Pouvait-on donner titre plus éloquent que Présente Absence au dernier livre traduit de Mahmoud Darwich, près de huit ans après sa mort ? Car il s’agit bien du dernier livre inédit en langue française de ce poète jailli, poings juvéniles serrés, voilà plus d’un demi-siècle de résistance palestinienne. Du moins est-ce là le dernier titre de son œuvre révisé par ses soins, c’est-à-dire publiable, comme l’entendent par fidélité ultime à leur ami ses traducteurs Elias Sanbar et Farouk Mardam-Bey.
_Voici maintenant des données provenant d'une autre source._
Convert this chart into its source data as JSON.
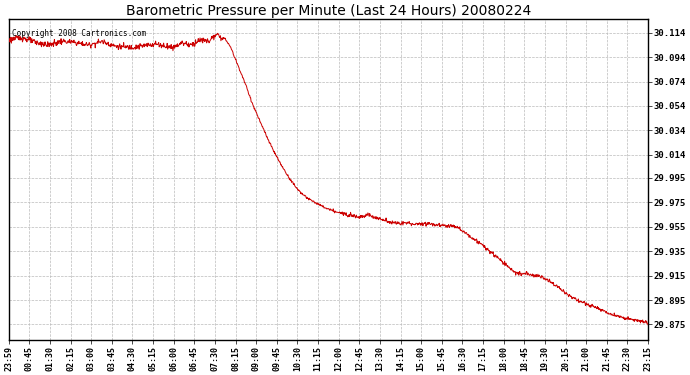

Chronologiquement antérieur au Lanceur de dés déjà traduit et publié en 2010, ce livre recèle une valeur testamentaire intrinsèque à toute l’œuvre du poète et il fallait prendre le temps de le transporter dans une autre langue, pour le situer sur le chemin continué de toute une vie. Au sortir (miraculeux) d’une lourde opération du cœur, le dénommé Mahmoud Darwich s’y adresse intimement à son autre, son double créateur, soit des deux celui qui va prendre la « direction » d’« une deuxième vie promise à la langue ». Le premier, l’homme, ne connaît de l’art du poète que les « incipits », les premiers mots, l’autre retrempe ceux de toute une existence dans une prose poétique d’une fluidité telle que chaque section du livre en exhale (au sens baudelairien) la chute dans un chant en vers.
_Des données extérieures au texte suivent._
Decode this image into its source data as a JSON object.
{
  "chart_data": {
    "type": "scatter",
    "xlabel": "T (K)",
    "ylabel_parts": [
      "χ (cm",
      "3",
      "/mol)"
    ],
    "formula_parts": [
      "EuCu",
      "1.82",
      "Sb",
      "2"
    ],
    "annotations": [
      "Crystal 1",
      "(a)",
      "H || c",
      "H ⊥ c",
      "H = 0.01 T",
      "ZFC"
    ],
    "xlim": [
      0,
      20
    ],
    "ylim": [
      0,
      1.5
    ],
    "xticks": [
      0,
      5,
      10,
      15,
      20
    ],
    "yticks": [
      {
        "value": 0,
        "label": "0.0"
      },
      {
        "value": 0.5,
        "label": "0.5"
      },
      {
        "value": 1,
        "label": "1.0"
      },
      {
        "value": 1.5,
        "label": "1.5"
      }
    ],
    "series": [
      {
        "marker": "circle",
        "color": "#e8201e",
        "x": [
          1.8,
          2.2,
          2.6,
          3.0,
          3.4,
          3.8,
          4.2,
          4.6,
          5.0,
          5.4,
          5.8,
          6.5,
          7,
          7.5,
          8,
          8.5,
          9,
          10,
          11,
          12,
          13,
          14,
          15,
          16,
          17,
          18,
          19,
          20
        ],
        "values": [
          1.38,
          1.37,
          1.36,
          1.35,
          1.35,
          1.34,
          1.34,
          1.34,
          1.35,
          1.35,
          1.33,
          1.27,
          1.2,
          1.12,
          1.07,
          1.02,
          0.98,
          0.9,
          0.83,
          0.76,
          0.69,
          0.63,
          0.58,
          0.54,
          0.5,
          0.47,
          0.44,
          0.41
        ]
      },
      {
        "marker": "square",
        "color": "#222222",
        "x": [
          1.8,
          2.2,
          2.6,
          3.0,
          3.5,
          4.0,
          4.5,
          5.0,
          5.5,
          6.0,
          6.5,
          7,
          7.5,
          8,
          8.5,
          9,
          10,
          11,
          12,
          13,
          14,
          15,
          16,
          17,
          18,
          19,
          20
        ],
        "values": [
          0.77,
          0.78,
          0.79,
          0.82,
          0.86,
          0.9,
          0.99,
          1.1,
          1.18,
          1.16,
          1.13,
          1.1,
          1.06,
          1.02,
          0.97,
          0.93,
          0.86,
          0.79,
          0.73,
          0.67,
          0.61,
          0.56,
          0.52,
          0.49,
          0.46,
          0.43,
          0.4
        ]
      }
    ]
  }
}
Par ce subtil entremêlement de voix, de « toi » à « moi », où le poète, tout en étant le sujet adressé, est bien sûr celui qui tient la plume, Mahmoud Darwich peut remonter à son gré le cours d’une existence contrariée, et si avide d’espoir. Loin de signifier par là un quelconque clivage, comme entre prose et poème, Présente Absence porte à son paroxysme la tension extrême qui court dans toute l’œuvre de ce poète de Palestine. De quelque point de vue que l’on se place, de l’œuvre ou de la vie, de toute évidence, ses poèmes ne pouvaient être épargnés par les blessures de l’histoire, nulle métaphore ne « délestant » du « lien secret entre une terre croyante et un ciel païen ».